Five days after I got back, the funeral service took place in the Katharinenkirche, a Protestant church on the Hauptwache. The place was full to bursting. In the front rows, beside the Makkenroths, were the Chancellor and members of her government. People had come from the four corners of the world to pay their last respects to Hans. As well as the officials and national celebrities, there were people in turbans, Amazonian tribal chiefs, emirs in their ceremonial robes, ambassadors and nabobs. Hans had been not only a major industrialist, but above all a great man and a revered humanist. Outside, the street was packed with mourners. Thousands of anonymous people had been determined to celebrate the memory of this generous man who had devoted his time and fortune to the wretched of the earth. The ceremony was a very solemn one. After a speech by the Chancellor, who emphasised the dead man’s courage and selflessness, Bertram read a poem by Goethe, of whom his father had been an assiduous reader, and reminded us of his father’s principles and beliefs.
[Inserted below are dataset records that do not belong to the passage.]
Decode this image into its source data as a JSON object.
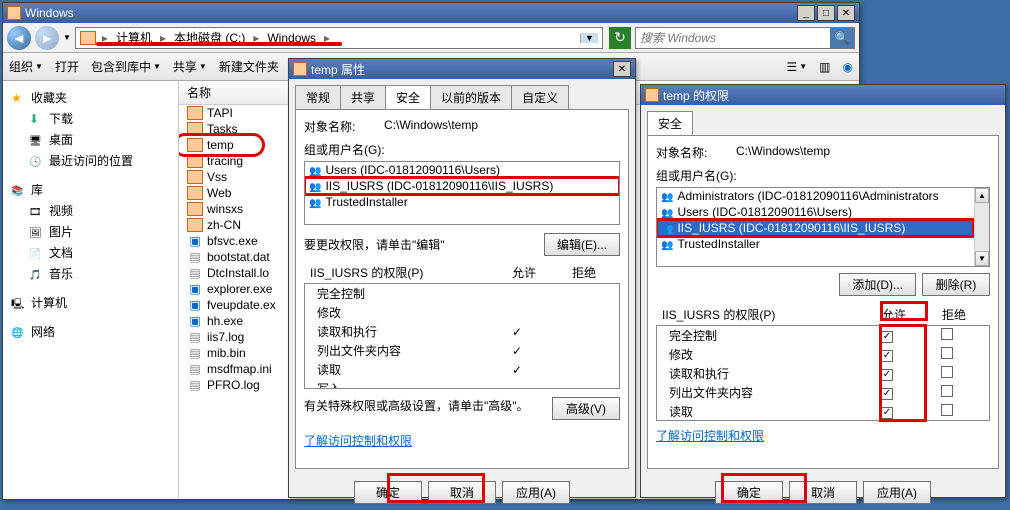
{
  "explorer": {
    "title": "Windows",
    "breadcrumb": [
      "计算机",
      "本地磁盘 (C:)",
      "Windows"
    ],
    "search_placeholder": "搜索 Windows",
    "toolbar": {
      "org": "组织",
      "open": "打开",
      "lib": "包含到库中",
      "share": "共享",
      "new": "新建文件夹"
    },
    "nav": {
      "fav": "收藏夹",
      "dl": "下载",
      "desk": "桌面",
      "recent": "最近访问的位置",
      "lib": "库",
      "vid": "视频",
      "pic": "图片",
      "doc": "文档",
      "mus": "音乐",
      "pc": "计算机",
      "net": "网络"
    },
    "col_name": "名称",
    "files": [
      {
        "n": "TAPI",
        "t": "folder"
      },
      {
        "n": "Tasks",
        "t": "folder"
      },
      {
        "n": "temp",
        "t": "folder",
        "hl": true
      },
      {
        "n": "tracing",
        "t": "folder"
      },
      {
        "n": "Vss",
        "t": "folder"
      },
      {
        "n": "Web",
        "t": "folder"
      },
      {
        "n": "winsxs",
        "t": "folder"
      },
      {
        "n": "zh-CN",
        "t": "folder"
      },
      {
        "n": "bfsvc.exe",
        "t": "exe"
      },
      {
        "n": "bootstat.dat",
        "t": "file"
      },
      {
        "n": "DtcInstall.lo",
        "t": "file"
      },
      {
        "n": "explorer.exe",
        "t": "exe"
      },
      {
        "n": "fveupdate.ex",
        "t": "exe"
      },
      {
        "n": "hh.exe",
        "t": "exe"
      },
      {
        "n": "iis7.log",
        "t": "file"
      },
      {
        "n": "mib.bin",
        "t": "file"
      },
      {
        "n": "msdfmap.ini",
        "t": "file"
      },
      {
        "n": "PFRO.log",
        "t": "file"
      }
    ]
  },
  "props": {
    "title": "temp 属性",
    "tabs": {
      "general": "常规",
      "share": "共享",
      "security": "安全",
      "prev": "以前的版本",
      "custom": "自定义"
    },
    "obj_label": "对象名称:",
    "obj_path": "C:\\Windows\\temp",
    "group_label": "组或用户名(G):",
    "users": [
      "Users (IDC-01812090116\\Users)",
      "IIS_IUSRS (IDC-01812090116\\IIS_IUSRS)",
      "TrustedInstaller"
    ],
    "edit_hint": "要更改权限，请单击\"编辑\"",
    "edit_btn": "编辑(E)...",
    "perm_header": "IIS_IUSRS 的权限(P)",
    "allow": "允许",
    "deny": "拒绝",
    "perms": [
      {
        "n": "完全控制",
        "a": false
      },
      {
        "n": "修改",
        "a": false
      },
      {
        "n": "读取和执行",
        "a": true
      },
      {
        "n": "列出文件夹内容",
        "a": true
      },
      {
        "n": "读取",
        "a": true
      },
      {
        "n": "写入",
        "a": false
      }
    ],
    "adv_hint": "有关特殊权限或高级设置，请单击\"高级\"。",
    "adv_btn": "高级(V)",
    "link": "了解访问控制和权限",
    "ok": "确定",
    "cancel": "取消",
    "apply": "应用(A)"
  },
  "perms": {
    "title": "temp 的权限",
    "tab_security": "安全",
    "obj_label": "对象名称:",
    "obj_path": "C:\\Windows\\temp",
    "group_label": "组或用户名(G):",
    "users": [
      {
        "n": "Administrators (IDC-01812090116\\Administrators",
        "sel": false
      },
      {
        "n": "Users (IDC-01812090116\\Users)",
        "sel": false
      },
      {
        "n": "IIS_IUSRS (IDC-01812090116\\IIS_IUSRS)",
        "sel": true
      },
      {
        "n": "TrustedInstaller",
        "sel": false
      }
    ],
    "add_btn": "添加(D)...",
    "remove_btn": "删除(R)",
    "perm_header": "IIS_IUSRS 的权限(P)",
    "allow": "允许",
    "deny": "拒绝",
    "perms": [
      {
        "n": "完全控制",
        "a": true,
        "d": false
      },
      {
        "n": "修改",
        "a": true,
        "d": false
      },
      {
        "n": "读取和执行",
        "a": true,
        "d": false
      },
      {
        "n": "列出文件夹内容",
        "a": true,
        "d": false
      },
      {
        "n": "读取",
        "a": true,
        "d": false
      }
    ],
    "link": "了解访问控制和权限",
    "ok": "确定",
    "cancel": "取消",
    "apply": "应用(A)"
  }
}
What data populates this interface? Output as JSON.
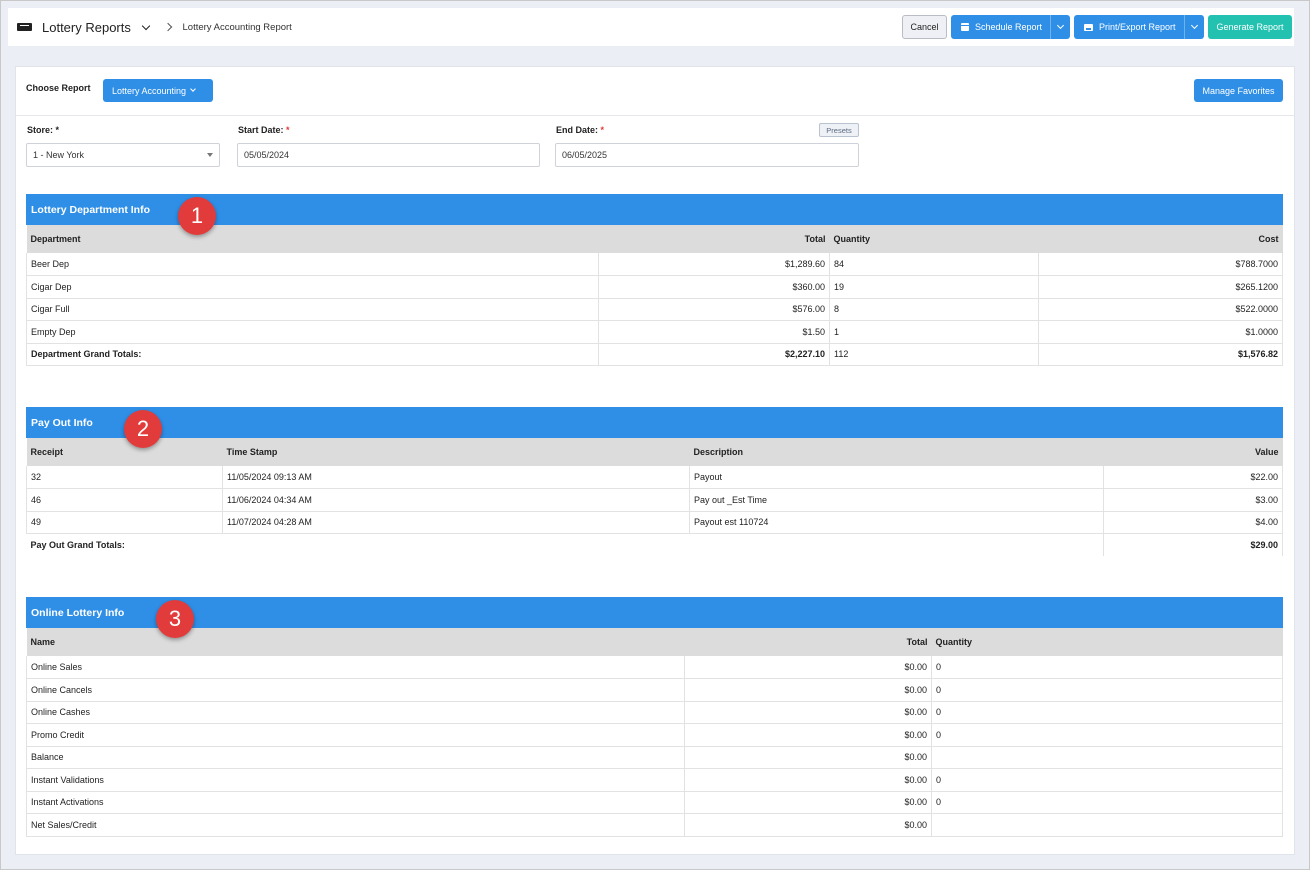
{
  "header": {
    "app_title": "Lottery Reports",
    "breadcrumb": "Lottery Accounting Report",
    "buttons": {
      "cancel": "Cancel",
      "schedule": "Schedule Report",
      "print_export": "Print/Export Report",
      "generate": "Generate Report"
    }
  },
  "filters": {
    "choose_report_label": "Choose Report",
    "report_selected": "Lottery Accounting",
    "manage_favorites": "Manage Favorites",
    "store_label": "Store: *",
    "store_value": "1 - New York",
    "start_label": "Start Date:",
    "start_value": "05/05/2024",
    "end_label": "End Date:",
    "end_value": "06/05/2025",
    "required_mark": "*",
    "presets": "Presets"
  },
  "department": {
    "title": "Lottery Department Info",
    "marker": "1",
    "headers": [
      "Department",
      "Total",
      "Quantity",
      "Cost"
    ],
    "rows": [
      [
        "Beer Dep",
        "$1,289.60",
        "84",
        "$788.7000"
      ],
      [
        "Cigar Dep",
        "$360.00",
        "19",
        "$265.1200"
      ],
      [
        "Cigar Full",
        "$576.00",
        "8",
        "$522.0000"
      ],
      [
        "Empty Dep",
        "$1.50",
        "1",
        "$1.0000"
      ]
    ],
    "total": [
      "Department Grand Totals:",
      "$2,227.10",
      "112",
      "$1,576.82"
    ]
  },
  "payout": {
    "title": "Pay Out Info",
    "marker": "2",
    "headers": [
      "Receipt",
      "Time Stamp",
      "Description",
      "Value"
    ],
    "rows": [
      [
        "32",
        "11/05/2024 09:13 AM",
        "Payout",
        "$22.00"
      ],
      [
        "46",
        "11/06/2024 04:34 AM",
        "Pay out _Est Time",
        "$3.00"
      ],
      [
        "49",
        "11/07/2024 04:28 AM",
        "Payout est 110724",
        "$4.00"
      ]
    ],
    "total": [
      "Pay Out Grand Totals:",
      "$29.00"
    ]
  },
  "online": {
    "title": "Online Lottery Info",
    "marker": "3",
    "headers": [
      "Name",
      "Total",
      "Quantity"
    ],
    "rows": [
      [
        "Online Sales",
        "$0.00",
        "0"
      ],
      [
        "Online Cancels",
        "$0.00",
        "0"
      ],
      [
        "Online Cashes",
        "$0.00",
        "0"
      ],
      [
        "Promo Credit",
        "$0.00",
        "0"
      ],
      [
        "Balance",
        "$0.00",
        ""
      ],
      [
        "Instant Validations",
        "$0.00",
        "0"
      ],
      [
        "Instant Activations",
        "$0.00",
        "0"
      ],
      [
        "Net Sales/Credit",
        "$0.00",
        ""
      ]
    ]
  }
}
By the time he rejoined his family, his face was drained of blood. Applause broke out when the coffin left the church. The cortege set off for the crematorium. I had not been invited to this final farewell, which was strictly reserved for family members. My friend’s ashes would be entrusted to the sea … The sea he had loved so much, the sea that was his deliverance and his inner world.
I thanked Claudia for her hospitality and asked her to drive me home. The reporters had realised that I didn’t want to speak to them and had gone back to their offices. Claudia offered to let me stay, just long enough for me to recover my strength. By that, I understood ‘my spirits’, and I deduced that I probably didn’t look very good. I asked her if I had changed; she began by stammering some excuses before regaining her composure and asserting that I needed to have people around me, to get some distance from the events. Hadn’t she asked for time off in order to take care of me? It was true that she had been looking after my every need, but her attention was starting to stifle me and I had to leave. I had been afraid to go out, afraid of being recognised in the street. All my life I had been discreet. Becoming an object of other people’s curiosity overnight terrified me. But shutting myself up in Claudia’s apartment was worse. I had been confined there for a week and it had worn me out. The nightmares that had undermined my sleep in Gerima’s jail were again starting to keep me awake.